Whether it’s a five-second video, a morning e-mail or the five-story London town house at 5 Carlos Place that serves up private shopping, supper clubs and more — everything is part of the narrative at Matchesfashion.com.
And that story, with many different entry points, connects consumers with brands, informing, entertaining and ultimately selling.
Kate Blythe, chief content officer, said: “Storytelling is embedded in absolutely everything that we do and part of our mission is to build the most personal online luxury shopping experience in the world, a thread that runs through everything, adding strength and authenticity.”
Blythe described “content” created by the brand as centered on three Cs: culture, community and commerce. Culture speaks to the customer’s life and style, while community connects customers, influencers and designers, and commerce brings people back to shop.
All of this is intended to encapsulate the product, bringing it and the experience of buying to life.
“How do we get customers excited about a new label that no one else is stocking yet and how do we educate them on an avant-garde trend and how do we show them these labels and trends can become apart of…their lives?” Blythe asked, describing the thought process that goes into building that narrative.
“Content is the reason that people come back time and time again, it’s storytelling through the Matchesfashion lens and it takes the form of multiple platforms,” she said.
Among them are a digital weekly magazine, e-mails (which saw an average open rate of 49 percent last year), social media and 5 Carlos Place, which just opened this month.

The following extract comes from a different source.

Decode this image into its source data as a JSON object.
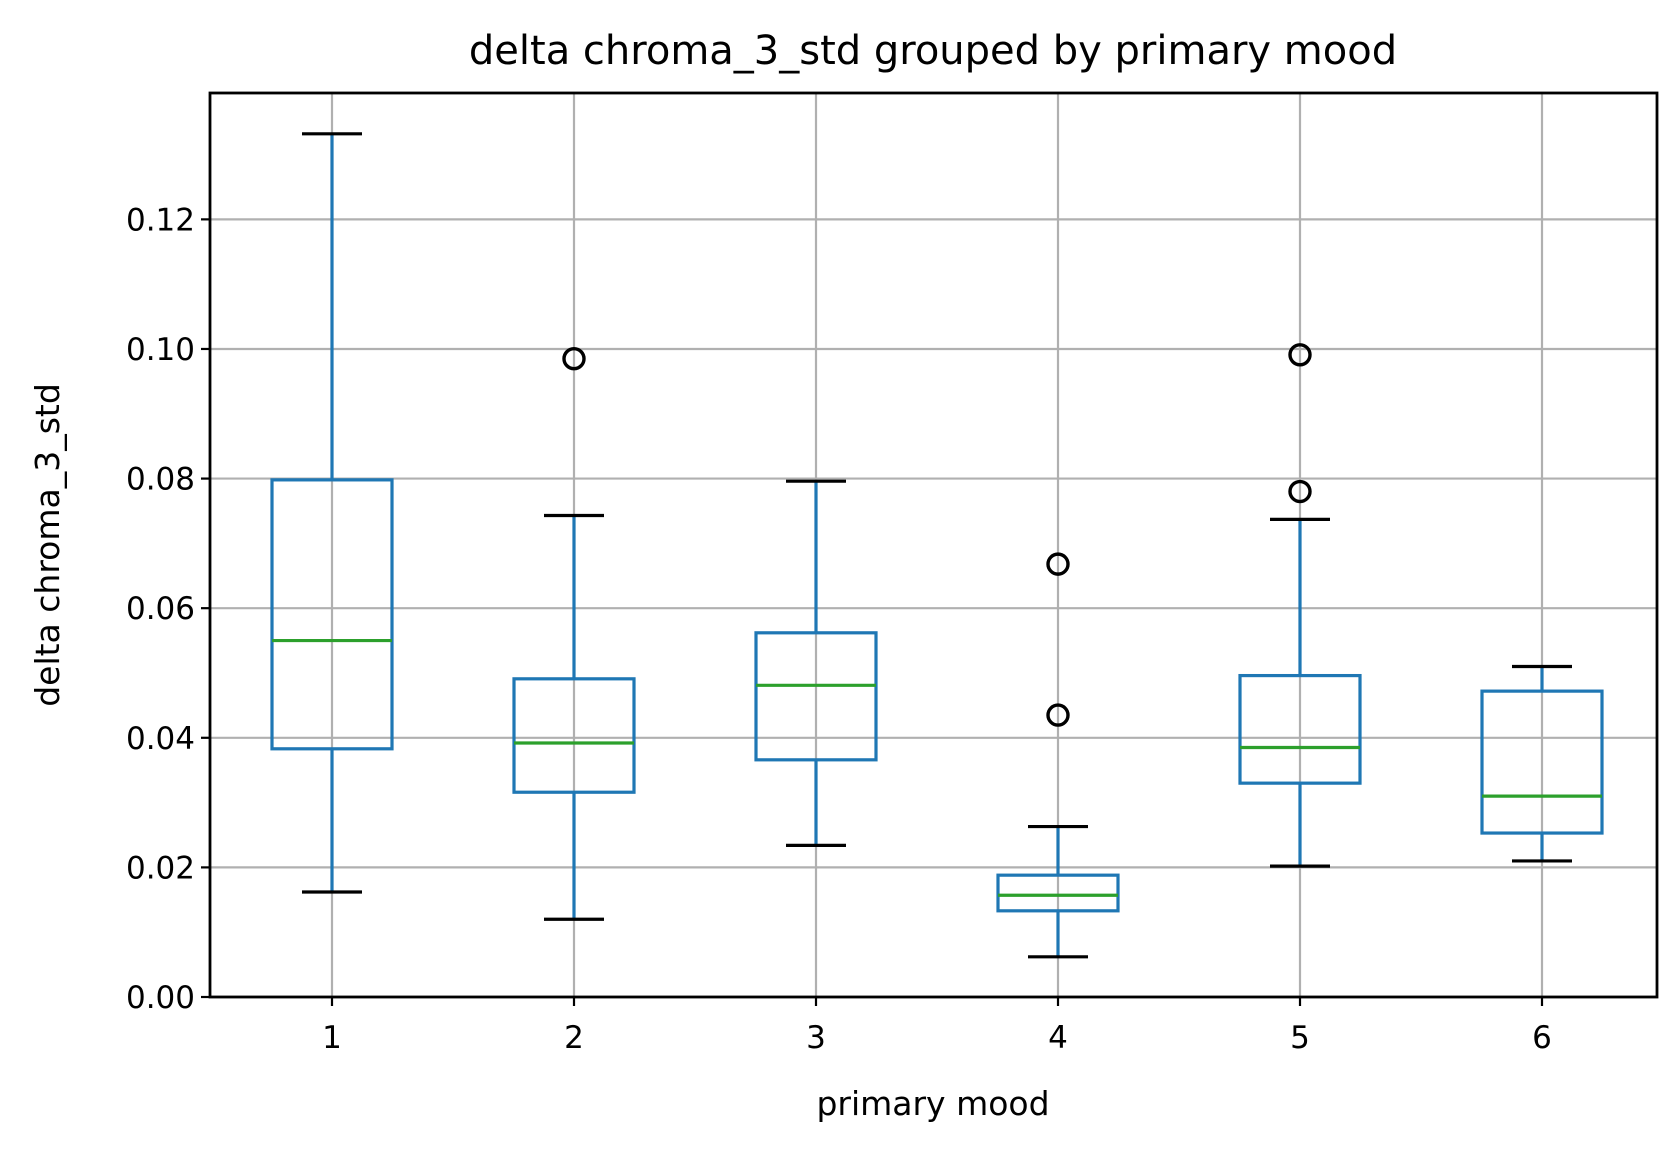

At the town house, Matchesfashion is seeking to create personalized, intimate moments with consumers.
The 7,000-square-foot location has shopping floors, a kitchen with a chef’s table, a courtyard and a new broadcasting hub, creating content from the experiences onsite, feeding back into the commerce loop.
Shoppers at the space can scan a bar code at reception and sign in and get a tour of the space before heading to one of the suites, which feature items they have picked out and others selected with the help of data gathered from their wish lists, online baskets and purchase history.
Looks that aren’t available on-site can be ordered via the app and delivered within 90 minutes.
“We saw the future of retail was experiential, so we launched the ultimate experience,” Blythe said. “Content is a tool in whatever form it may take now or in the future and we are using it to amplify our fashion point of view. In 2018, the customer is open to hearing that fashion point of view and, as always, interpreting it in their own unique way.”